Zweiter Artikel. Der Zorn ist bisweilen Sünde.
a) Das ist er niemals. Denn: I. Der Zorn ist eine Leidenschaft; also verdienen wir weder damit noch mißverdienen wir. (2 Ethic. 5.) II. In aller Sünde besteht eine Zuwendung zu vergänglichem Gute, was beim Zorne nicht der Fall ist. III. „Keiner sündigt in dem, was er nicht vermeiden kann.“ (Aug. 3. de lib. arbitr. 19.) „Die Zornesbewegung aber ist nicht in unserer Gewalt,“ bemerkt Cassiodor zu Ps. 4. (irascimini et nolite peccare). Also ist sie keine Sünde; zudem noch (7 Ethic. 6.) Aristoteles bemerkt, „der zornige handle mit Trauer,“ die Trauer aber nichts Freiwilliges ist. IV. Die Sünde ist gegen die Natur. (Joh.
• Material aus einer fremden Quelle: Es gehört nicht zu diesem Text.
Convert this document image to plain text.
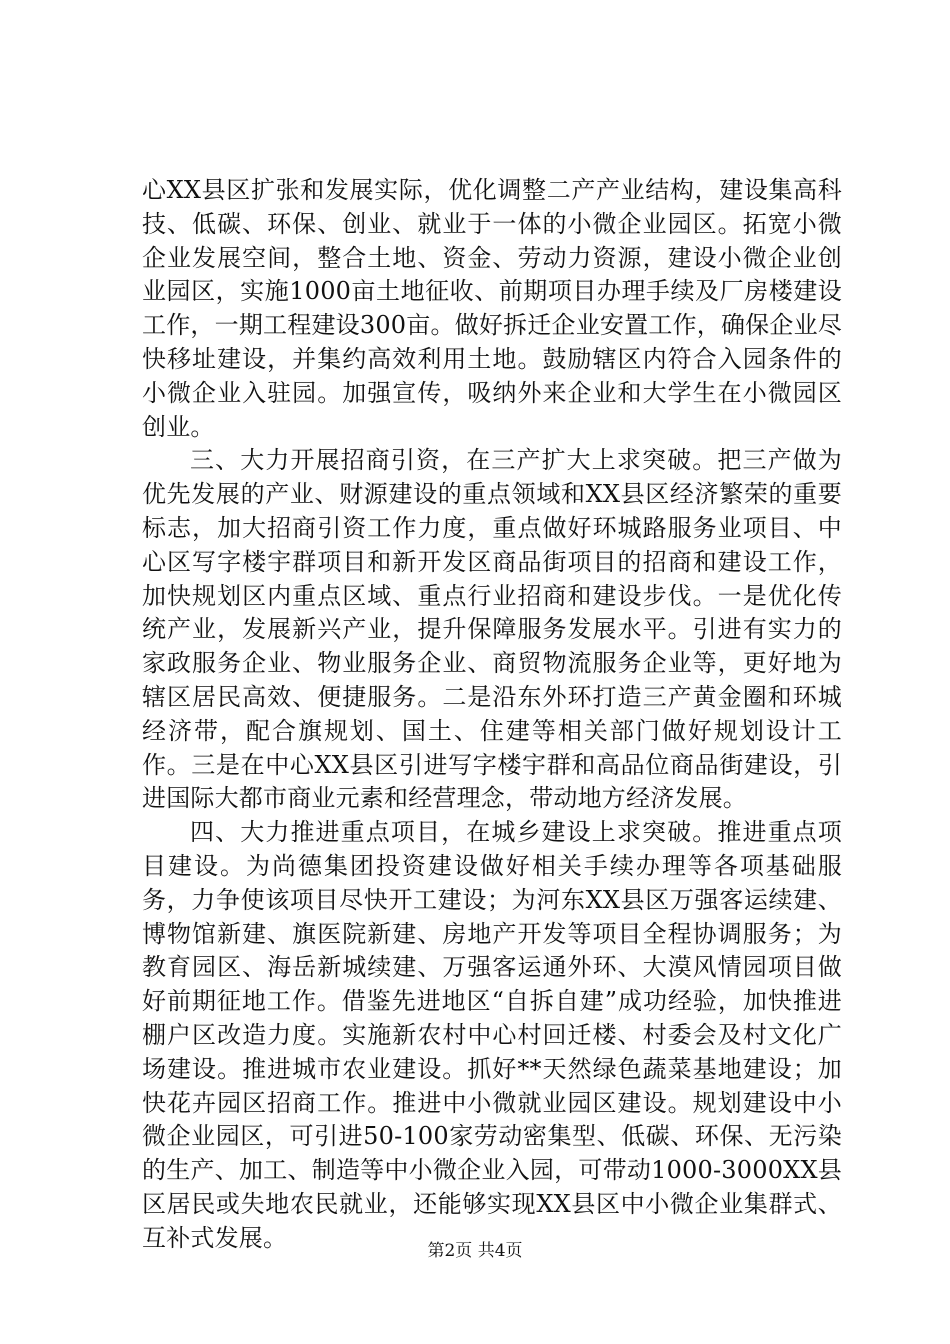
心XX县区扩张和发展实际，优化调整二产产业结构，建设集高科技、低碳、环保、创业、就业于一体的小微企业园区。拓宽小微企业发展空间，整合土地、资金、劳动力资源，建设小微企业创业园区，实施1000亩土地征收、前期项目办理手续及厂房楼建设工作，一期工程建设300亩。做好拆迁企业安置工作，确保企业尽快移址建设，并集约高效利用土地。鼓励辖区内符合入园条件的小微企业入驻园。加强宣传，吸纳外来企业和大学生在小微园区创业。

三、大力开展招商引资，在三产扩大上求突破。把三产做为优先发展的产业、财源建设的重点领域和XX县区经济繁荣的重要标志，加大招商引资工作力度，重点做好环城路服务业项目、中心区写字楼宇群项目和新开发区商品街项目的招商和建设工作，加快规划区内重点区域、重点行业招商和建设步伐。一是优化传统产业，发展新兴产业，提升保障服务发展水平。引进有实力的家政服务企业、物业服务企业、商贸物流服务企业等，更好地为辖区居民高效、便捷服务。二是沿东外环打造三产黄金圈和环城经济带，配合旗规划、国土、住建等相关部门做好规划设计工作。三是在中心XX县区引进写字楼宇群和高品位商品街建设，引进国际大都市商业元素和经营理念，带动地方经济发展。

四、大力推进重点项目，在城乡建设上求突破。推进重点项目建设。为尚德集团投资建设做好相关手续办理等各项基础服务，力争使该项目尽快开工建设；为河东XX县区万强客运续建、博物馆新建、旗医院新建、房地产开发等项目全程协调服务；为教育园区、海岳新城续建、万强客运通外环、大漠风情园项目做好前期征地工作。借鉴先进地区“自拆自建”成功经验，加快推进棚户区改造力度。实施新农村中心村回迁楼、村委会及村文化广场建设。推进城市农业建设。抓好**天然绿色蔬菜基地建设；加快花卉园区招商工作。推进中小微就业园区建设。规划建设中小微企业园区，可引进50-100家劳动密集型、低碳、环保、无污染的生产、加工、制造等中小微企业入园，可带动1000-3000XX县区居民或失地农民就业，还能够实现XX县区中小微企业集群式、互补式发展。	第2页 共4页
Dam. 2. de orth. fide 4 et 30.) Zürnen aber ist nicht gegen die Natur, sondern die Thätigkeit eines der Natur angemessenen Vermögens, der Abwehrkraft, so daß Hieronymus (ep. 9. ad Salvinam) sagt: „Zürnen ist menschlich.“ Auf der anderen Seite „soll aller Unwille und aller Zorn uns fernbleiben,“ nach Ephes. 4.
b) Ich antworte, eine Leidenschaft sei insoweit etwas Gutes als sie in der Vernunft ihre Regel und Richtschnur besitzt. Da also der Zorn eine Leidenschaft ist, so unterliegt sie der Regelung seitens der Vernunft; und zwar 1. mit Rücksicht auf das Begehrbare, worauf sie sich richtet, was die Rache ist. Wenn also jemand begehrt, daß die Vergeltung sich vollziehe gemäß der Ordnung der Vernunft, so ist dieser Zorn lobenswert und wird Zorneseifer genannt. Wird eine Vergeltung gegen die Ordnung der Vernunft erstrebt, so daß z. B. jemand bestraft werde, ohne es verdient zu haben oder mehr als er verdiente oder nicht in der gebührenden Weise oder nicht wegen des gebührenden Zweckes, so ist dieser Zorn sündhaft und so entsteht die Sünde des Zornes oder der Zornmut. 2. Mit Rücksicht auf die Art und Weise sich zu rächen, daß der Zorn weder innerlich noch äußerlich über das Maß hinaus erglühe; was wenn es geschieht auch für sich allein sündhaft ist.
c) I. Der Zorn als Leidenschaft hat weder Verdienst noch Mißverdienst, sondern nur mit Rücksicht auf die Regelung durch die Vernunft. Ist er geregelt, so verdient der zornige; ist der Zorn nicht geregelt, so besteht damit ein Mißverdienst: „Gelobt oder getadelt wird, wer ein wenig zürnt;“ heißt es deshalb bei Aristoteles (I. c.). II. Der zornige begehrt nicht nach dem Übel an sich im anderen, sondern als Rache. Das ist das Gute, die Vergeltung, zu welchem der Zorn sich wendet. III. Der Mensch ist Herr seines Wirkens durch die Vernunft. Die Bewegungen also in ihm, welche dem vernünftigen Urteile zuvorkommen, sind im allgemeinen nicht so in der Gewalt des Menschen, daß gar keine aufstehe; obgleich die Vernunft die Macht hat, jede zu unterdrücken, welche thatsächlich ersteht. Danach also ist die Zornesbewegung nicht in der Gewalt des Menschen, daß nämlich keine erstehe. Weil dies aber in etwa immerhin der Gewalt des Menschen unterliegt, so verlieren solche Bewegungen nicht den Charakter des Sündhaften, wenn sie ungeregelt sind. Der zornige trauert zudem nicht über den Zorn, sondern über die wie er glaubt ihm angethaene Beleidigung; und diese Trauer bestimmt ihn zur Rache. IV. Von Natur ist die Abwehrkraft im Menschen der Vernunft unterworfen. Ihr Akt also ist ein natürlicher, insoweit er der Vernunft folgt; sonst sieht er ab von der Natur.